Jahresabschluss

BASF-Agrarsparte schafft erfolgreichen Endspurt

Die BASF SE rechnet 2017 mit einem Gewinnsprung. Das Agrargeschäft war im 4. Quartal besonders einträglich.

 

In wenigen Wochen geben alle Chemiekonzerne ihre Jahresabschlüsse 2017 bekannt. Die BASF wartet nicht bis Februar, um ihren Erfolg öffentlich zu machen. Sie berichtet vorab, dass im Jahr 2017 sowohl der Umsatz als auch der operative Gewinn „deutlich über den Vorjahreswerten“ liegen werden. Und noch erfreulicher für die Ludwigshafener: „Die Ergebnisgrößen übertreffen die Analystenschätzungen erheblich“, berichtete der Konzern in dieser Woche.

Der Gesamtumsatz der BASF steigt demnach 2017 im Vergleich zum Vorjahr nach den vorläufigen Zahlen um 12 Prozent auf 64,5 Mrd. €. Das operative Ergebnis (Ebit) vor Sondereinflüssen soll sogar um ein Drittel höher liegen. Die BASF erwartet 8,3 Mrd. €. Als Grund dafür nennt das Unternehmen ein einträgliches Geschäft mit der Grundchemie.

4. Quartal bringt im Agrargeschäft den Durchbruch

Den schwächeren Verlauf in den ersten drei Quartalen 2017 ausgeglichen hat darüber hinaus das Segment Agricultural Solutions. Bis September 2017 hatte der Umsatz im Agrargeschäft zwar um 2 Prozent höher als im Vorjahreszeitraum gelegen, das Ebit war jedoch um 18 Prozent geringer. Jetzt sieht das Bild anders aus. Das Ebit erreicht, so die BASF, „aufgrund eines kräftigen Ergebnisanstiegs im 4. Quartal annähernd das Niveau des Ebit vor Sondereinflüssen 2016.“ Detailliertere Zahlen zum Agrargeschäft 2017 nennt die BASF jedoch nicht. Im gesamten Vorjahr 2016 hatte die BASF im Agrargeschäft einen Umsatz von etwa 5,6 Mrd. € und ein Ebit vor Sondereinflüssen von rund 1,1 Mrd. € erzielt.

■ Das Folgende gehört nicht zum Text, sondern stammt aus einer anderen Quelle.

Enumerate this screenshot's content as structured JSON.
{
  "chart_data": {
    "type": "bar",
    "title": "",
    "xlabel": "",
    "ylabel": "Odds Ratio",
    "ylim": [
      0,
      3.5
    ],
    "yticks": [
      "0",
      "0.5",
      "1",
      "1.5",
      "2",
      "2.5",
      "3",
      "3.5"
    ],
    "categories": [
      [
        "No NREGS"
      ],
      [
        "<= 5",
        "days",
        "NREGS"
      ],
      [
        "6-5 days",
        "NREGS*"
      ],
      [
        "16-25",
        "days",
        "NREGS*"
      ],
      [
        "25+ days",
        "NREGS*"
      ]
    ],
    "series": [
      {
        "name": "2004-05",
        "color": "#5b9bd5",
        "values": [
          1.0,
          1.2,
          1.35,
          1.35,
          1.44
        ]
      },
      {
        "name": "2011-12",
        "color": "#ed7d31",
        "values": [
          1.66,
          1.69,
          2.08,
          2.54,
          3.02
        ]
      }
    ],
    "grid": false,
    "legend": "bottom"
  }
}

Spannend wird die Übernahme der Bayer-Saatgutaktivitäten

Den kompletten Geschäftsbericht für 2017 wird das Unternehmen Ende Februar veröffentlichen. Spannender als der Rückblick 2017 wird für die BASF-Agrarsparte allerdings der Ausblick 2018. Denn in diesem Jahr sollen wesentliche Teile des Saatgutgeschäfts sowie die Liberty-Link-Technologie von Bayer übernommen werden. Mit dem Verkauf will Bayer Hürden auf dem Weg der Übernahme von Monsanto abbauen. Diese Übernahme zieht sich jedoch hin. Die EU-Kommission wird bis Anfang März beschließen, unter welchen Auflagen Bayer Monsanto kaufen darf.